L’impact financier des dépenses de logement sur les autres postes est confirmé par les analyses neutralisant les effets liés à la composition de la famille, à l’âge ou aux revenus. Les dépenses de santé sont, elles aussi, affectées : lorsque le ménage doit dépenser plus de 20 % de ses ressources pour se loger, il se voit contraint de réduire ses dépenses de santé de 27 euros par mois. De même, 44 % des personnes éprouvant des difficultés à faire face à leurs dépenses de logement déclarent devoir s’imposer des restrictions en matière de soins ; cette proportion s’est accrue de 23 points en l’espace de 30 ans.

Une paupérisation relative des locataires

La proportion de propriétaires a tendance à progresser en France : entre 1978 et 2010, elle est passée de 47 % à 58 %. Cette progression ne s’est pas déroulée de manière homogène au sein de la population. Alors que les catégories aisées sont devenues de plus en plus souvent propriétaires, la part de propriétaires chez les bas revenus et la classe moyenne inférieure a diminué. Au début des années 1980, les propriétaires sans emprunt et les locataires présentaient des niveaux de revenus similaires. Aujourd’hui, les locataires disposent, en moyenne, d’un revenu inférieur de 11 % à la moyenne ; les propriétaires ayant fini de rembourser leur emprunt ont amélioré leur situation financière et jouissent de revenus supérieurs de 7 % à la moyenne ; les accédants à la propriété disposent, quant à eux, de revenus supérieurs de 25 % à la moyenne nationale.

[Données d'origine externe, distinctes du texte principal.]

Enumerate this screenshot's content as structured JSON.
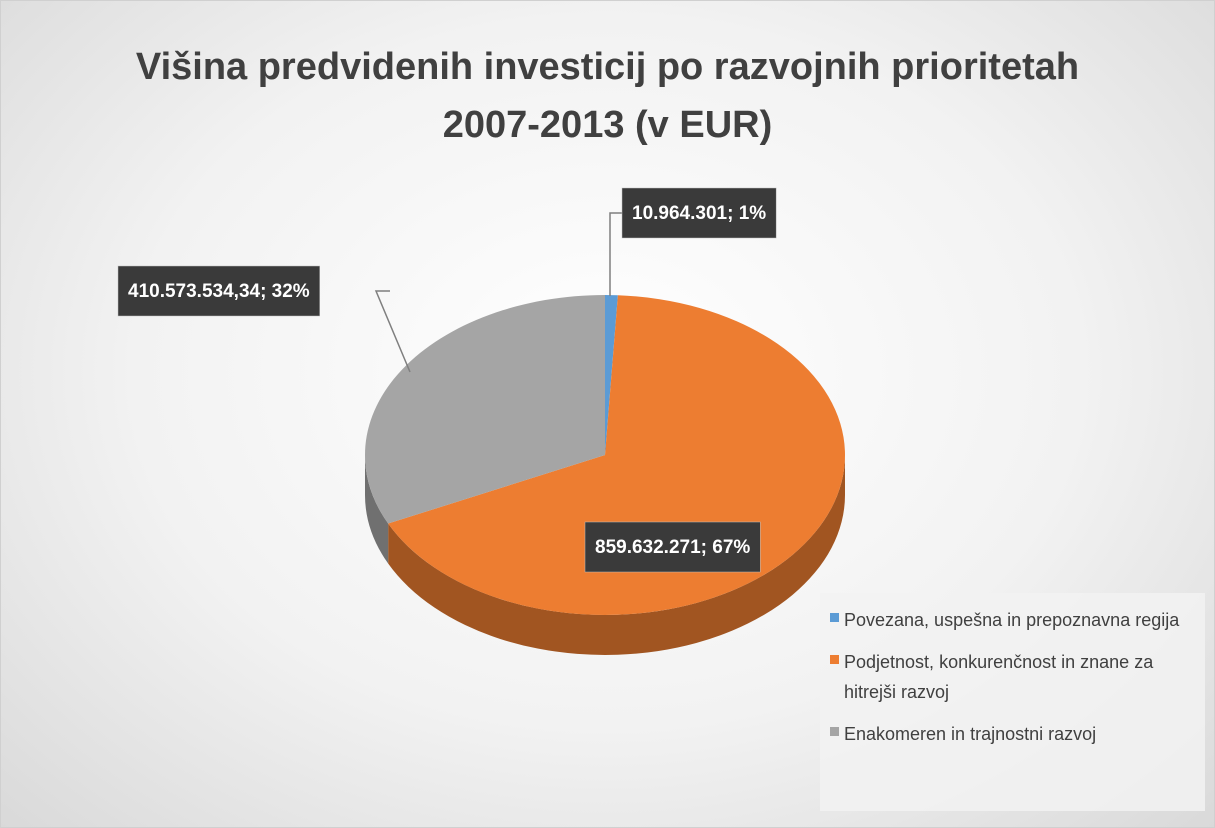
{
  "chart_data": {
    "type": "pie",
    "title": "Višina predvidenih investicij po razvojnih prioritetah 2007-2013 (v EUR)",
    "categories": [
      "Povezana, uspešna in prepoznavna regija",
      "Podjetnost, konkurenčnost in znane za hitrejši razvoj",
      "Enakomeren in trajnostni razvoj"
    ],
    "values": [
      10964301,
      859632271,
      410573534.34
    ],
    "value_labels": [
      "10.964.301; 1%",
      "859.632.271; 67%",
      "410.573.534,34; 32%"
    ],
    "colors": [
      "#5b9bd5",
      "#ed7d31",
      "#a5a5a5"
    ],
    "legend": "bottom-right"
  }
}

Les propriétaires bénéficient d’un « effet de richesse », surtout dans les phases de hausse des prix

Tout le monde n’est pas perdant dans cette hausse des prix des logements. Le patrimoine des propriétaires a en effet considérablement augmenté. Un ménage qui a acheté un appartement ou une maison il y a 15 ans au prix de 200 000 euros dispose aujourd’hui d’un patrimoine de 500 000 euros. La valeur de ce patrimoine s’est accrue de 1 670 euros chaque mois entre 1996 et 2011. Bien entendu, tant que le logement n’est pas revendu, ces gains financiers ne peuvent pas être consommés : ils représentent une plus-value latente, mais bien réelle.

Les ménages propriétaires sont bien conscients de cet enrichissement : leur situation financière est moins précaire, ils savent qu’ils peuvent mobiliser leur patrimoine en cas de besoin, anticipent la valeur de revente et peuvent être tentés d’indexer leur niveau de vie en partie sur la valeur de leur patrimoine. De fait, les accédants à la propriété, qui doivent pourtant assumer d’importantes charges de logement, sont mieux équipés que les locataires en lave-vaisselle (78 % contre 31 %), en appareil photo numérique (90 % contre 68 %), en internet (90 % contre 66 %), et en voiture (96 % contre 68 %). Certes, les locataires et les propriétaires ne se situent pas au même moment de leur cycle de vie. Mais le sous-équipement des locataires reste réel même lorsqu’on neutralise les effets liés au revenu, à l’âge, à la composition du foyer ou au statut matrimonial.

L’effet de richesse a aussi des effets psychologiques

Être propriétaire de son logement est un facteur de rassurance, être locataire a aujourd’hui tendance à fragiliser. 32 % des locataires peuvent être qualifiés de « très inquiets » : ils sont préoccupés à la fois par les risques de maladie grave, d’accident de la route, d’agression dans la rue, d’accident de centrale nucléaire et même du risque de guerre. Seuls 21 % des accédants à la propriété partagent cette anxiété généralisée. Alors qu’au milieu des années 1980, la proportion de personnes très inquiètes avoisinait en moyenne 28 % indépendamment du statut d’occupation, les écarts n’ont eu de cesse de s’accroître depuis. Et cela, alors même que le profil sociodémographique des propriétaires (en moyenne plus âgés et moins diplômés) aurait pu augmenter leur aversion aux risques.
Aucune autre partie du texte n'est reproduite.